Le affinità intellettuali. Claudia cercava di tradurre le poesie in italiano e trovava delle parole assurde. A volte chiedeva a Gabriella se il senso era giusto. Da lì è partita la collaborazione che è diventata poi un gioco di correzione di bozze. E’ stata lei a spingerla, a dargli il coraggio di avvicinarsi alla sua professione. Solo l’anima di una collega poteva intuire la sofferenza di Claudia di non poter più insegnare. “Se l’intellettuale che viene dall’estero in Italia non avesse bisogno di lavorare sicuramente troverebbe una strada, ma in queste condizioni non ha scelta. La maggior parte delle donne che arrivano hanno più di 40 anni, se vanno all’università si laureano a 50 anni, e quando iniziano la carriera, a 60 anni?”, si chiede la professoressa italiana. Ha ammirato l’amica dell’est che traduceva di notte, “ma se chiedeva mezza giornata durante la settimana le dicevo di no. Non è semplice conciliare il lavoro di badante con delle attività culturali parallele, per le quali loro si possono dedicare nelle 2 ore a pranzo o la domenica. Penso che la soluzione sia culturalizzarsi tramite il computer”. Gabriella ha avuto la conferma che l’idea funziona quando ha deciso di comprare un portatile di seconda mano per insegnare Claudia il linguaggio informatico.

Amore per la letteratura.

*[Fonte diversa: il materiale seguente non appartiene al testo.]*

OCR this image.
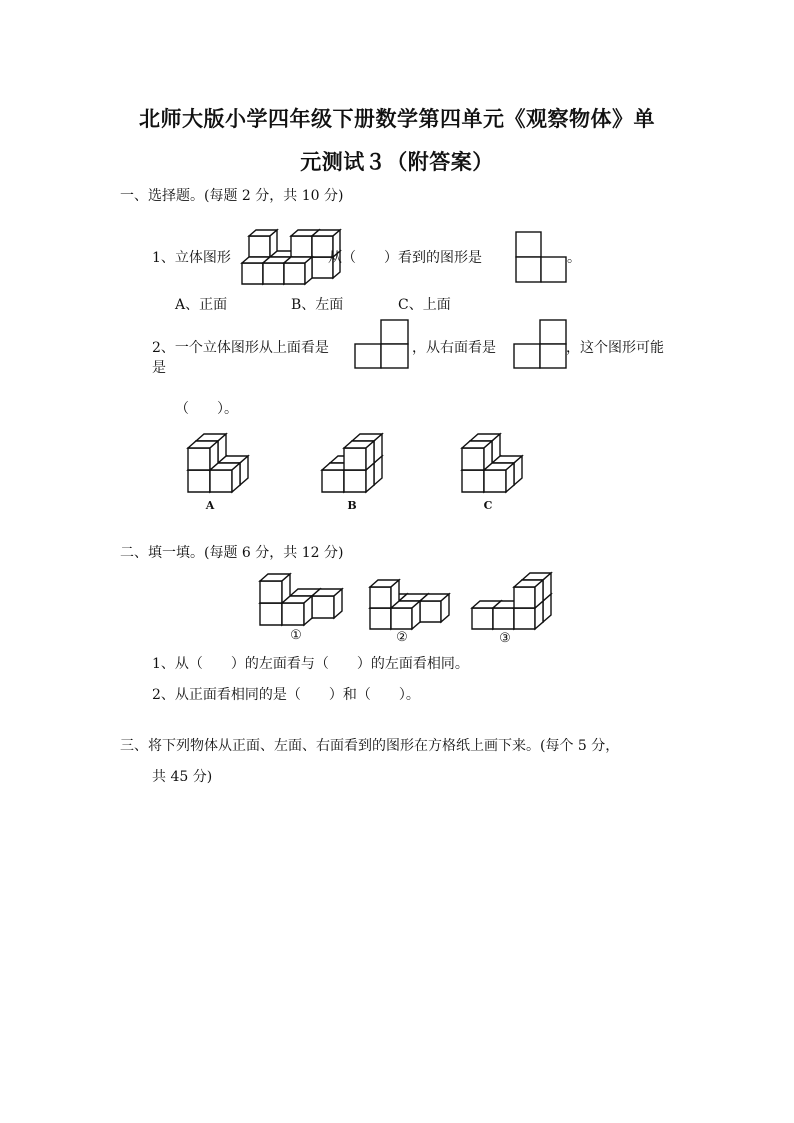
北师大版小学四年级下册数学第四单元《观察物体》单
元测试３（附答案）
一、选择题。(每题 2 分，共 10 分)
1、立体图形	从（　　）看到的图形是	。
A、正面	B、左面	C、上面
2、一个立体图形从上面看是	，从右面看是	，这个图形可能
是
（　　）。
A	B	C
二、填一填。(每题 6 分，共 12 分)
①	②	③
1、从（　　）的左面看与（　　）的左面看相同。
2、从正面看相同的是（　　）和（　　）。
三、将下列物体从正面、左面、右面看到的图形在方格纸上画下来。(每个 5 分，
共 45 分)
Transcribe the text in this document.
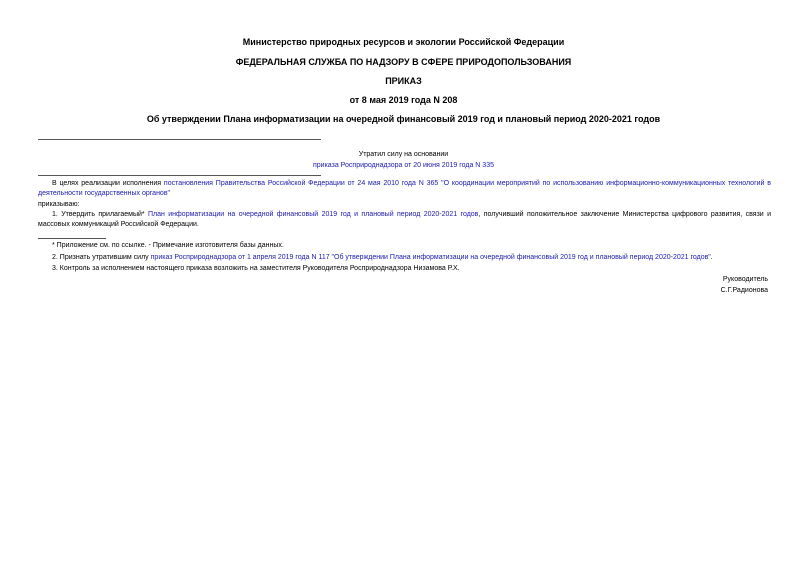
Министерство природных ресурсов и экологии Российской Федерации
ФЕДЕРАЛЬНАЯ СЛУЖБА ПО НАДЗОРУ В СФЕРЕ ПРИРОДОПОЛЬЗОВАНИЯ
ПРИКАЗ
от 8 мая 2019 года N 208
Об утверждении Плана информатизации на очередной финансовый 2019 год и плановый период 2020-2021 годов
Утратил силу на основании
приказа Росприроднадзора от 20 июня 2019 года N 335
В целях реализации исполнения постановления Правительства Российской Федерации от 24 мая 2010 года N 365 "О координации мероприятий по использованию информационно-коммуникационных технологий в деятельности государственных органов"
приказываю:
1. Утвердить прилагаемый* План информатизации на очередной финансовый 2019 год и плановый период 2020-2021 годов, получивший положительное заключение Министерства цифрового развития, связи и массовых коммуникаций Российской Федерации.
* Приложение см. по ссылке. - Примечание изготовителя базы данных.
2. Признать утратившим силу приказ Росприроднадзора от 1 апреля 2019 года N 117 "Об утверждении Плана информатизации на очередной финансовый 2019 год и плановый период 2020-2021 годов".
3. Контроль за исполнением настоящего приказа возложить на заместителя Руководителя Росприроднадзора Низамова Р.Х.
Руководитель
С.Г.Радионова
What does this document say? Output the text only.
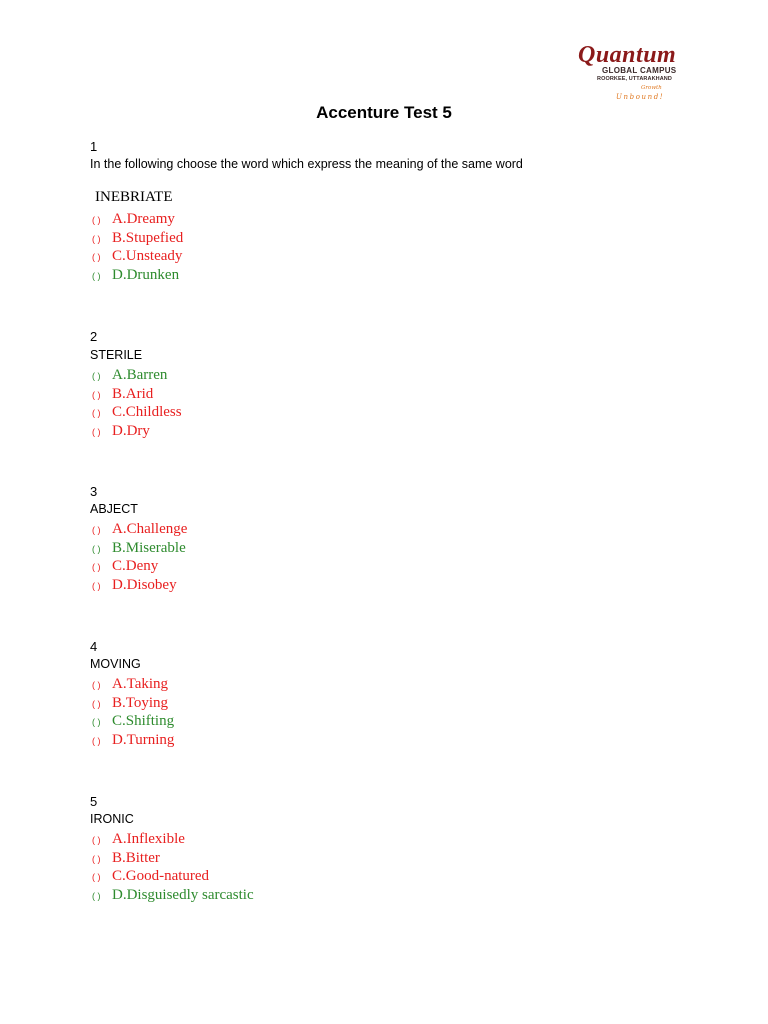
Quantum
GLOBAL CAMPUS
ROORKEE, UTTARAKHAND
Growth
Unbound!
Accenture Test 5
1
In the following choose the word which express the meaning of the same word
INEBRIATE
( ) A.Dreamy
( ) B.Stupefied
( ) C.Unsteady
( ) D.Drunken
2
STERILE
( ) A.Barren
( ) B.Arid
( ) C.Childless
( ) D.Dry
3
ABJECT
( ) A.Challenge
( ) B.Miserable
( ) C.Deny
( ) D.Disobey
4
MOVING
( ) A.Taking
( ) B.Toying
( ) C.Shifting
( ) D.Turning
5
IRONIC
( ) A.Inflexible
( ) B.Bitter
( ) C.Good-natured
( ) D.Disguisedly sarcastic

Insieme ad altre professoresse moldave, Claudia Lupascu ha tradotto “Il nimbo di rugiada” di Grigore Vieru e “Sorrisi da esportare” di Efim Tarlapan. “Alla fine della traduzione ti rimane un vuoto nell’anima, come qualcosa che s’interrompe… vorresti iniziare subito un altro libro”. Claudia non si è limitata a lavorare solo a pranzo oppure nelle ore serali fino a tardi: “Le idee ti girano per la testa giorno e notte, è una continua ricerca di significati, dei termini giusti. E’ un rimedio per alimentare l’anima”. Per il secondo libro è stato più facile, chi conosce l’epigramma sa quanto impegno ci vuole “per trovare l’espressione equivalente in italiano,  per mantenere lo stesso senso e ottenere l’effetto comico-satirico-ironico esistente nell’originale”. Si ritorna sempre sul testo: “non ti riesce mai dalla prima volta”. I suoi primi lettori e critici sono la signora dove lavora e gli anziani del vicinato. La domenica è impegnata a cantare con il gruppo folkloristico “Artaras”. La donna non si ferma mai per riposarsi: le piacerebbe tradurre i poemi preferiti della scrittrice moldava Ana Manole.